Die Branche habe einen „wirkungsvollen Hebel zur CO2-Reduktion“, sagte Kerkhoff. Die Zeit dränge aber. „Wir brauchen mehr Tempo.“ Notwendig sei „eine staatliche Flankierung für die Investitionen in CO2-arme Verfahren, die heute noch nicht wirtschaftlich sind“.

Auch Geert Van Poelvoorde, CEO von Arcelor Mittal Europe, warnte: „2022 wird entschieden, wie groß oder wie klein die europäische Stahlindustrie in Zukunft sein wird.“ Die bisherigen Pläne in Brüssel reichten nicht aus, um die Zukunftsfähigkeit der Branche zu sichern.

Grüner Stahl, der mit Wasserstoff statt Kohlenstoff hergestellt wird, ist derzeit in der Branche das große Thema. Denn die Stahlbranche steht für 30 Prozent der Industrieemissionen in Deutschland. Will Deutschland seine Klimaziele erreichen, muss laut Experten bis 2030 etwa ein Drittel der Primärstahlproduktion auf die Direktreduktionstechnologie mit Wasserstoff umgestellt werden, bis 2045 müssten alle Hochöfen ersetzt werden.

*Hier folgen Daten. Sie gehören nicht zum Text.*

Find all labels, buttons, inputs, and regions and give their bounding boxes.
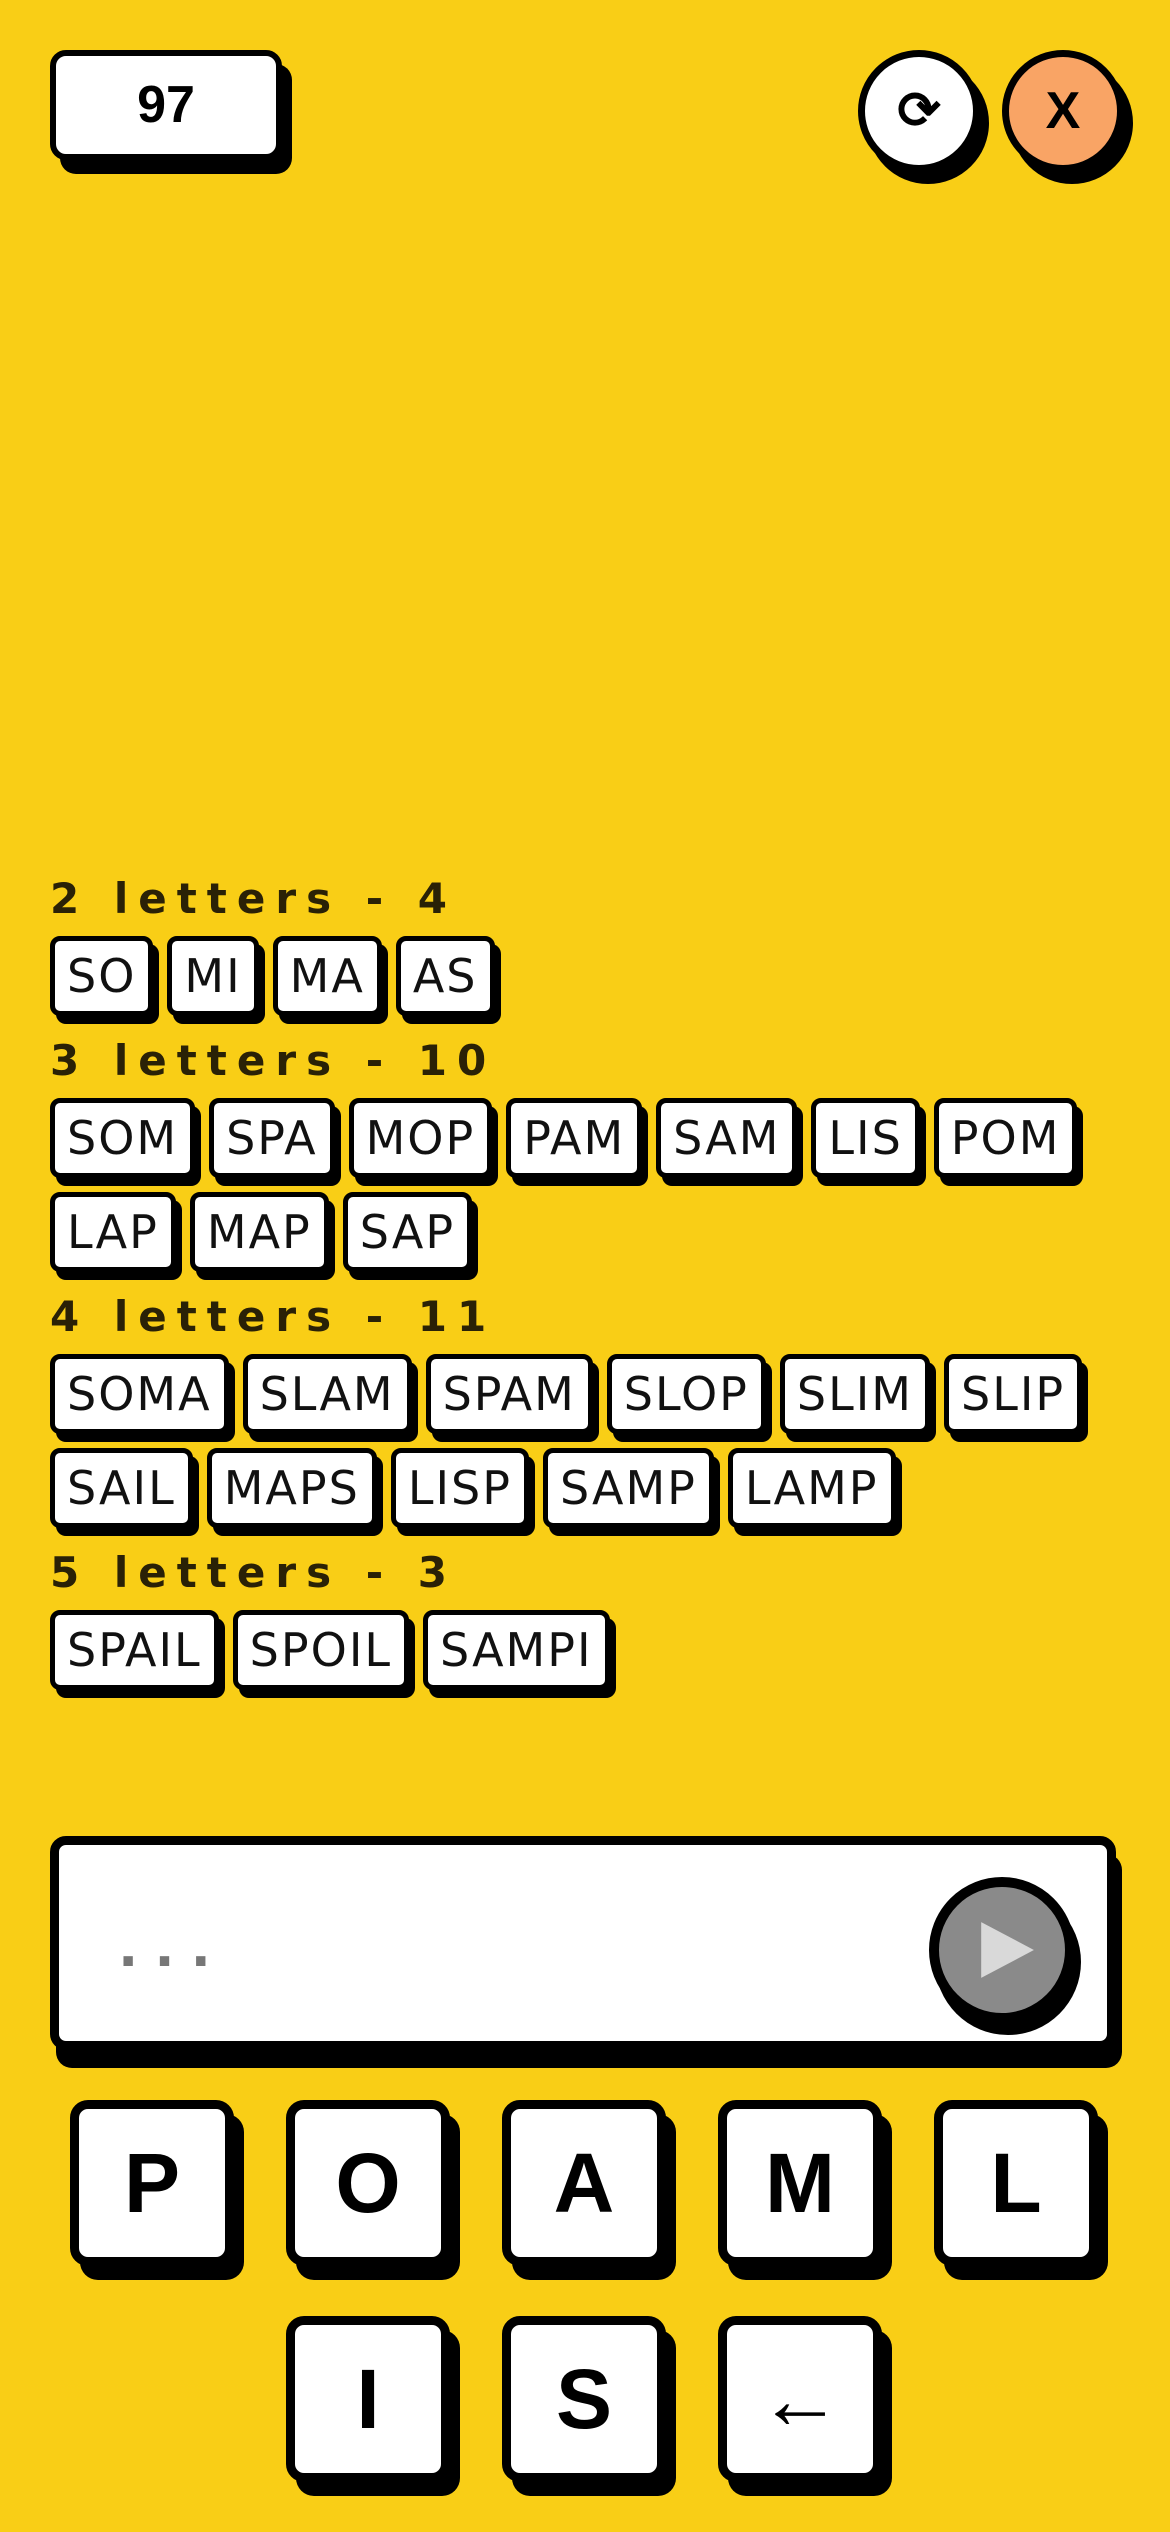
word-tile: SLIM bbox=[779, 1354, 930, 1434]
word-tile: SLIP bbox=[944, 1354, 1083, 1434]
word-tile: MA bbox=[272, 936, 382, 1016]
backspace-key[interactable]: ← bbox=[718, 2316, 882, 2482]
word-tile: POM bbox=[933, 1098, 1078, 1178]
word-tile: SLAM bbox=[242, 1354, 412, 1434]
found-words-list: 2 letters - 4 SO MI MA AS 3 letters - 10 SOM SP… bbox=[50, 870, 1130, 1706]
word-tile: SAMP bbox=[542, 1448, 714, 1528]
word-input-box[interactable]: ... bbox=[50, 1836, 1116, 2050]
word-tile: LIS bbox=[811, 1098, 920, 1178]
word-tile: AS bbox=[395, 936, 495, 1016]
word-tile: SOMA bbox=[50, 1354, 229, 1434]
group-title: 5 letters - 3 bbox=[50, 1548, 457, 1597]
word-tile: SPAM bbox=[425, 1354, 593, 1434]
word-tile: SAP bbox=[342, 1192, 473, 1272]
word-group: SOM SPA MOP PAM SAM LIS POM LAP MAP SAP bbox=[50, 1098, 1130, 1272]
restart-button[interactable]: ⟳ bbox=[858, 50, 980, 172]
key-o[interactable]: O bbox=[286, 2100, 450, 2266]
group-title: 2 letters - 4 bbox=[50, 874, 457, 923]
word-tile: SAIL bbox=[50, 1448, 193, 1528]
word-group: SO MI MA AS bbox=[50, 936, 1130, 1016]
word-tile: SAMPI bbox=[423, 1610, 610, 1690]
word-group: SPAIL SPOIL SAMPI bbox=[50, 1610, 1130, 1690]
word-tile: MAP bbox=[189, 1192, 329, 1272]
key-m[interactable]: M bbox=[718, 2100, 882, 2266]
play-icon bbox=[981, 1922, 1034, 1978]
key-a[interactable]: A bbox=[502, 2100, 666, 2266]
submit-button[interactable] bbox=[929, 1877, 1075, 2023]
word-tile: SPOIL bbox=[232, 1610, 410, 1690]
word-tile: SOM bbox=[50, 1098, 196, 1178]
word-tile: PAM bbox=[506, 1098, 643, 1178]
word-tile: LAP bbox=[50, 1192, 176, 1272]
word-tile: SO bbox=[50, 936, 154, 1016]
key-i[interactable]: I bbox=[286, 2316, 450, 2482]
word-tile: LAMP bbox=[727, 1448, 896, 1528]
word-tile: SLOP bbox=[606, 1354, 766, 1434]
word-group: SOMA SLAM SPAM SLOP SLIM SLIP SAIL MAPS LISP SAMP… bbox=[50, 1354, 1130, 1528]
word-tile: MI bbox=[167, 936, 259, 1016]
restart-icon: ⟳ bbox=[897, 82, 941, 140]
word-input-text: ... bbox=[119, 1906, 229, 1980]
key-p[interactable]: P bbox=[70, 2100, 234, 2266]
word-tile: MOP bbox=[348, 1098, 493, 1178]
close-icon: X bbox=[1045, 82, 1081, 140]
word-tile: SPAIL bbox=[50, 1610, 219, 1690]
group-title: 3 letters - 10 bbox=[50, 1036, 497, 1085]
word-tile: LISP bbox=[390, 1448, 529, 1528]
key-l[interactable]: L bbox=[934, 2100, 1098, 2266]
word-tile: SPA bbox=[209, 1098, 335, 1178]
word-tile: MAPS bbox=[206, 1448, 377, 1528]
group-title: 4 letters - 11 bbox=[50, 1292, 497, 1341]
close-button[interactable]: X bbox=[1002, 50, 1124, 172]
word-tile: SAM bbox=[656, 1098, 798, 1178]
key-s[interactable]: S bbox=[502, 2316, 666, 2482]
score-display: 97 bbox=[50, 50, 282, 160]
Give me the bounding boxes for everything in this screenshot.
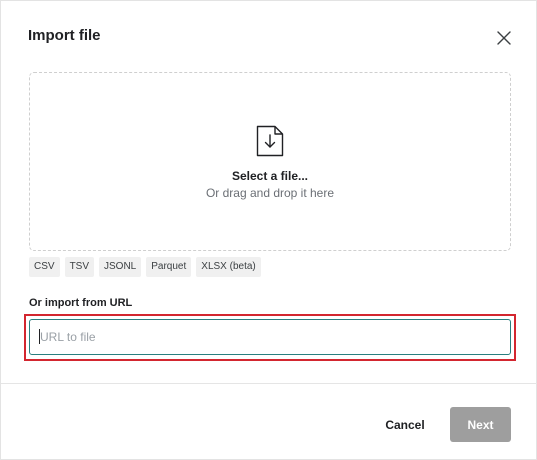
url-import-label: Or import from URL [29, 297, 133, 309]
close-icon [497, 31, 511, 45]
text-caret [39, 329, 40, 344]
format-chip-parquet: Parquet [146, 257, 192, 277]
format-chip-xlsx: XLSX (beta) [196, 257, 261, 277]
supported-formats: CSV TSV JSONL Parquet XLSX (beta) [29, 257, 261, 277]
select-file-label: Select a file... [231, 169, 309, 183]
import-file-dialog: Import file Select a file... Or drag and… [0, 0, 537, 460]
footer-divider [1, 383, 537, 384]
file-dropzone[interactable]: Select a file... Or drag and drop it her… [29, 72, 511, 251]
format-chip-jsonl: JSONL [99, 257, 142, 277]
format-chip-tsv: TSV [64, 257, 95, 277]
next-button[interactable]: Next [450, 407, 511, 442]
url-input[interactable] [29, 319, 511, 355]
cancel-button[interactable]: Cancel [375, 407, 435, 442]
format-chip-csv: CSV [29, 257, 60, 277]
dialog-title: Import file [28, 27, 101, 44]
close-button[interactable] [493, 27, 515, 49]
drag-drop-hint: Or drag and drop it here [205, 186, 335, 200]
file-download-icon [256, 125, 284, 157]
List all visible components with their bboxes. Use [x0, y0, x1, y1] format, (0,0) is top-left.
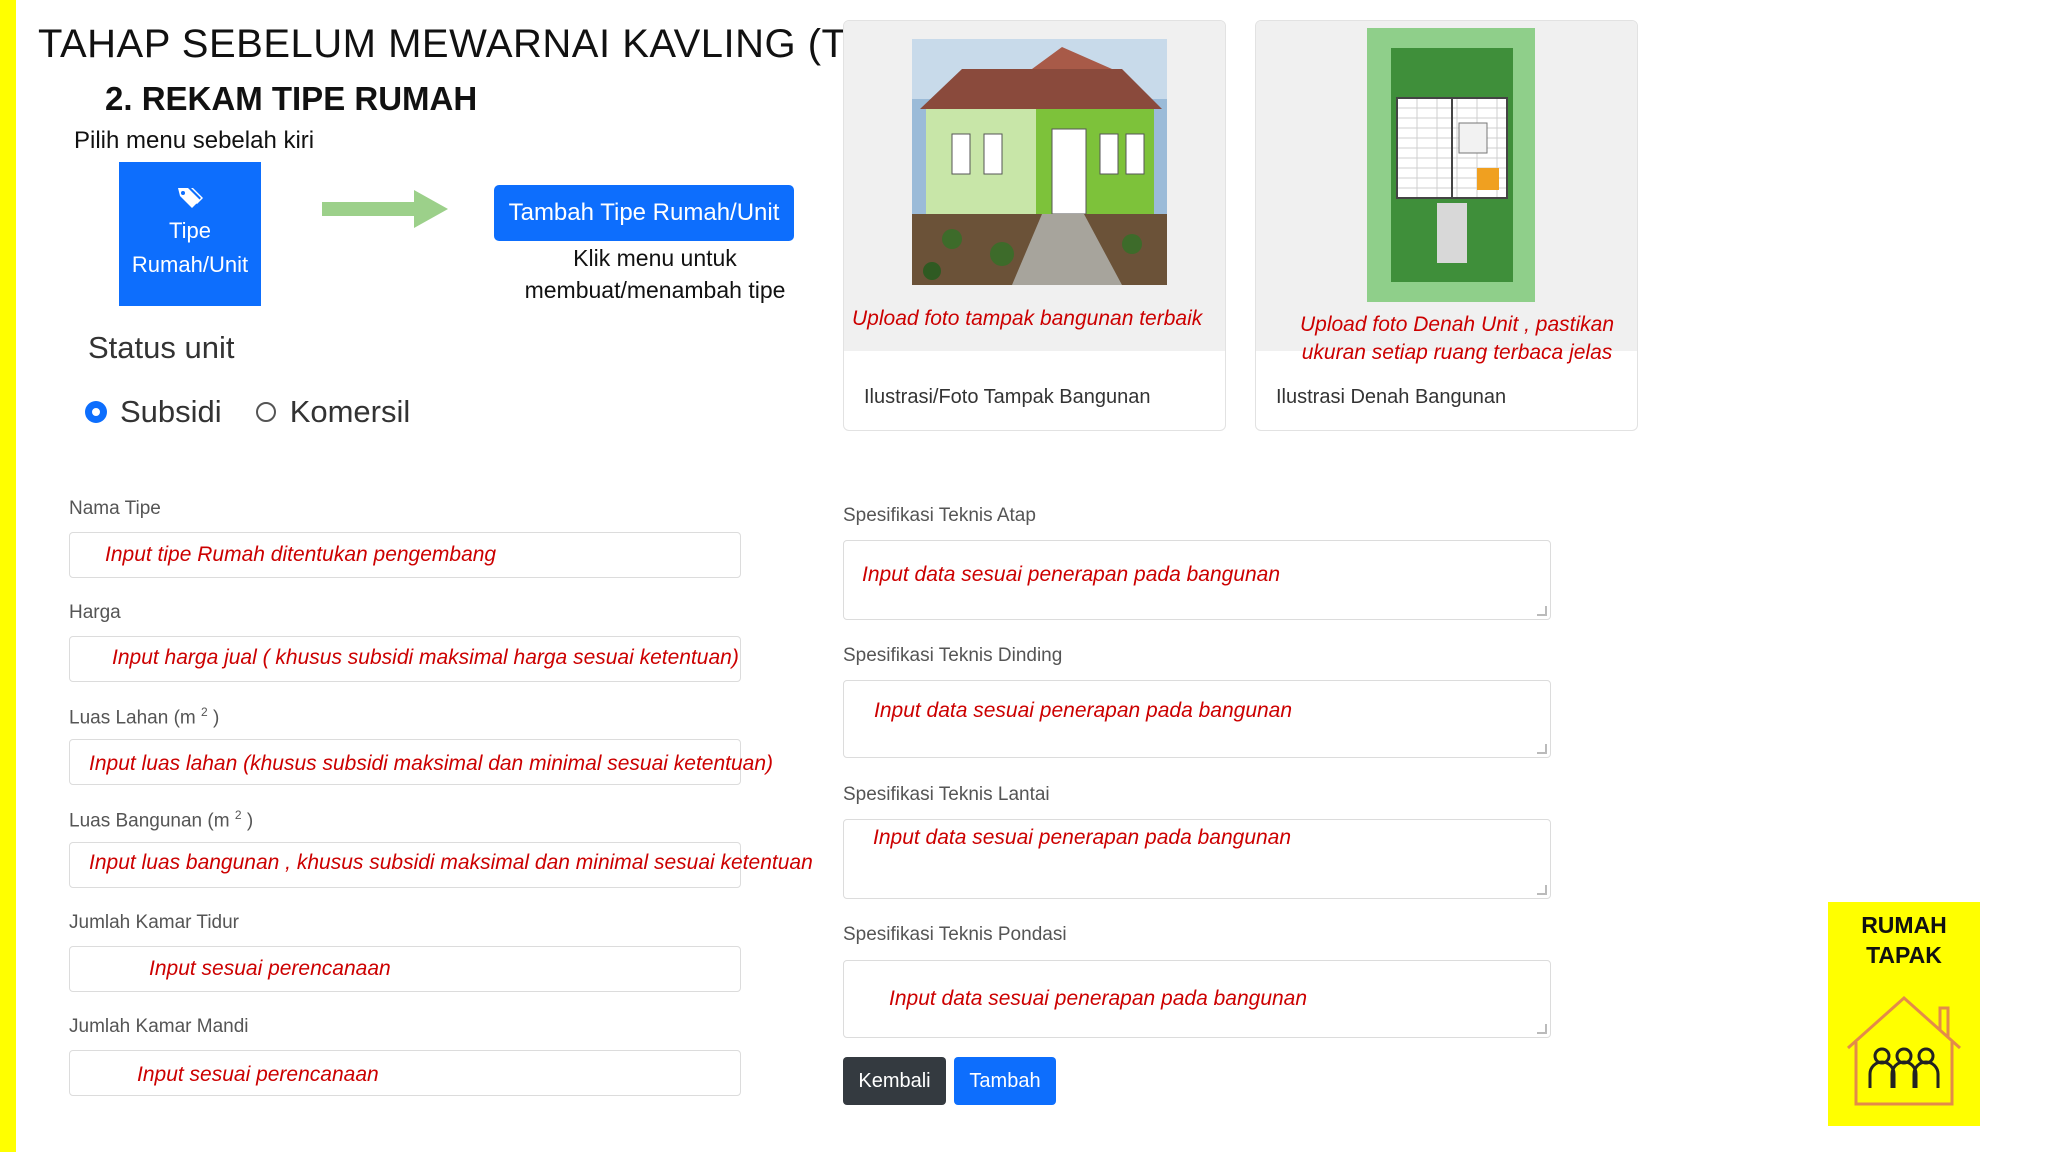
submit-add-button[interactable]: Tambah	[954, 1057, 1056, 1105]
floorplan-caption-line2: ukuran setiap ruang terbaca jelas	[1301, 341, 1613, 364]
label-luas-bangunan-text: Luas Bangunan (m	[69, 810, 230, 832]
radio-subsidi[interactable]: Subsidi	[86, 394, 222, 430]
textarea-spek-dinding[interactable]: Input data sesuai penerapan pada banguna…	[843, 680, 1551, 758]
slide-title: TAHAP SEBELUM MEWARNAI KAVLING (TAPAK)	[38, 22, 964, 66]
status-unit-label: Status unit	[88, 330, 235, 365]
value-harga: Input harga jual ( khusus subsidi maksim…	[112, 646, 739, 669]
radio-komersil[interactable]: Komersil	[255, 394, 411, 430]
menu-tile-line1: Tipe	[169, 218, 211, 243]
label-luas-lahan: Luas Lahan (m 2 )	[69, 705, 219, 729]
value-nama-tipe: Input tipe Rumah ditentukan pengembang	[105, 543, 497, 566]
status-unit-radio-group: Subsidi Komersil	[86, 394, 444, 430]
floorplan-card-footer: Ilustrasi Denah Bangunan	[1276, 386, 1507, 408]
label-luas-lahan-sup: 2	[201, 705, 208, 719]
resize-handle-icon[interactable]	[1537, 1024, 1547, 1034]
house-people-icon	[1847, 995, 1961, 1106]
value-kamar-tidur: Input sesuai perencanaan	[149, 957, 391, 980]
input-nama-tipe[interactable]: Input tipe Rumah ditentukan pengembang	[69, 532, 741, 578]
label-spek-lantai: Spesifikasi Teknis Lantai	[843, 784, 1050, 805]
textarea-spek-atap[interactable]: Input data sesuai penerapan pada banguna…	[843, 540, 1551, 620]
menu-tile-line2: Rumah/Unit	[131, 252, 249, 277]
facade-photo-card[interactable]: Upload foto tampak bangunan terbaik Ilus…	[843, 20, 1226, 431]
value-luas-lahan: Input luas lahan (khusus subsidi maksima…	[89, 752, 774, 775]
label-kamar-mandi: Jumlah Kamar Mandi	[69, 1016, 249, 1037]
menu-hint: Pilih menu sebelah kiri	[74, 127, 315, 154]
label-luas-bangunan-sup: 2	[234, 808, 242, 822]
add-button-note: Klik menu untuk membuat/menambah tipe	[480, 242, 830, 306]
right-arrow-icon	[322, 190, 448, 228]
value-spek-atap: Input data sesuai penerapan pada banguna…	[862, 563, 1281, 586]
label-nama-tipe: Nama Tipe	[69, 498, 161, 519]
textarea-spek-pondasi[interactable]: Input data sesuai penerapan pada banguna…	[843, 960, 1551, 1038]
label-luas-lahan-end: )	[213, 707, 220, 729]
value-kamar-mandi: Input sesuai perencanaan	[137, 1063, 379, 1086]
radio-unchecked-icon[interactable]	[255, 402, 276, 422]
badge-line2: TAPAK	[1866, 942, 1942, 968]
input-luas-lahan[interactable]: Input luas lahan (khusus subsidi maksima…	[69, 739, 773, 785]
label-spek-atap: Spesifikasi Teknis Atap	[843, 505, 1036, 526]
note-line2: membuat/menambah tipe	[524, 277, 786, 303]
radio-label-komersil: Komersil	[289, 394, 411, 429]
floorplan-photo-card[interactable]: Upload foto Denah Unit , pastikan ukuran…	[1255, 20, 1638, 431]
resize-handle-icon[interactable]	[1537, 885, 1547, 895]
house-facade-image	[912, 39, 1167, 285]
radio-label-subsidi: Subsidi	[120, 394, 222, 429]
badge-line1: RUMAH	[1861, 912, 1947, 938]
floorplan-caption-line1: Upload foto Denah Unit , pastikan	[1299, 313, 1615, 336]
input-luas-bangunan[interactable]: Input luas bangunan , khusus subsidi mak…	[69, 842, 813, 888]
facade-card-footer: Ilustrasi/Foto Tampak Bangunan	[864, 386, 1151, 408]
resize-handle-icon[interactable]	[1537, 606, 1547, 616]
note-line1: Klik menu untuk	[573, 245, 737, 271]
left-accent-bar	[0, 0, 16, 1152]
input-harga[interactable]: Input harga jual ( khusus subsidi maksim…	[69, 636, 741, 682]
input-kamar-mandi[interactable]: Input sesuai perencanaan	[69, 1050, 741, 1096]
value-spek-lantai: Input data sesuai penerapan pada banguna…	[873, 826, 1292, 849]
section-subtitle: 2. REKAM TIPE RUMAH	[105, 80, 478, 117]
add-house-type-button[interactable]: Tambah Tipe Rumah/Unit	[494, 185, 794, 241]
rumah-tapak-badge: RUMAH TAPAK	[1828, 902, 1980, 1126]
input-kamar-tidur[interactable]: Input sesuai perencanaan	[69, 946, 741, 992]
label-harga: Harga	[69, 602, 121, 623]
value-luas-bangunan: Input luas bangunan , khusus subsidi mak…	[89, 851, 813, 874]
radio-checked-icon[interactable]	[86, 402, 106, 422]
label-luas-bangunan: Luas Bangunan (m 2 )	[69, 808, 253, 832]
label-luas-bangunan-end: )	[246, 810, 254, 832]
resize-handle-icon[interactable]	[1537, 744, 1547, 754]
label-spek-pondasi: Spesifikasi Teknis Pondasi	[843, 924, 1067, 945]
value-spek-dinding: Input data sesuai penerapan pada banguna…	[874, 699, 1293, 722]
back-button[interactable]: Kembali	[843, 1057, 946, 1105]
label-luas-lahan-text: Luas Lahan (m	[69, 707, 196, 729]
label-spek-dinding: Spesifikasi Teknis Dinding	[843, 645, 1063, 666]
floorplan-upload-caption: Upload foto Denah Unit , pastikan ukuran…	[1292, 311, 1622, 367]
value-spek-pondasi: Input data sesuai penerapan pada banguna…	[889, 987, 1308, 1010]
label-kamar-tidur: Jumlah Kamar Tidur	[69, 912, 240, 933]
tags-icon	[119, 186, 261, 214]
sidebar-menu-tipe-rumah[interactable]: Tipe Rumah/Unit	[119, 162, 261, 306]
facade-upload-caption: Upload foto tampak bangunan terbaik	[852, 307, 1203, 330]
floorplan-image	[1367, 28, 1535, 302]
textarea-spek-lantai[interactable]: Input data sesuai penerapan pada banguna…	[843, 819, 1551, 899]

Bernhard Osburg, Vorstandschef von Thyssen-Krupp Steel Europe, betonte: „Die Stahlindustrie kann jetzt Geschichte schreiben.“ Die Branche könne der „Nukleus einer dekarbonisierten europäischen Wirtschaft“ sein. Allerdings stehe die Stahlindustrie im harten internationalen Wettbewerb. „Jeder Monat, der vergeht, schadet der Wettbewerbsfähigkeit.“

Das Problem: Der grüne Stahl ist teurer als konventionell produzierter. Laut einer neuen Studie von BCG, die dem Handelsblatt vorliegt, würden die Kosten pro Tonne Stahl bei Umstellung auf das Wasserstoffverfahren bis 2030 um etwa 70 Prozent steigen. Das entspricht einem Plus von etwa 260 Euro pro Tonne.

Höhere Preise für grünen Stahl

Damit würde sich der Preis eines Mittelklasseautos bei Verwendung von ausschließlich grünem Stahl den Berechnungen zufolge um knapp 250 Euro erhöhen, wenn die gestiegenen Kosten direkt umgelegt werden. Bei einer Waschmaschine wären es weniger als zwölf Euro.

Die Experten von Accenture gehen von 500 bis 1000 Euro beim Auto und etwa 30 Euro bei der Waschmaschine aus. Die Unternehmen müssten herausfinden, wie sie über die Vermarktung diese zusätzlichen Preise erzielen können, sagte Gerd-Michael Hüsken, Managing Director von Accenture.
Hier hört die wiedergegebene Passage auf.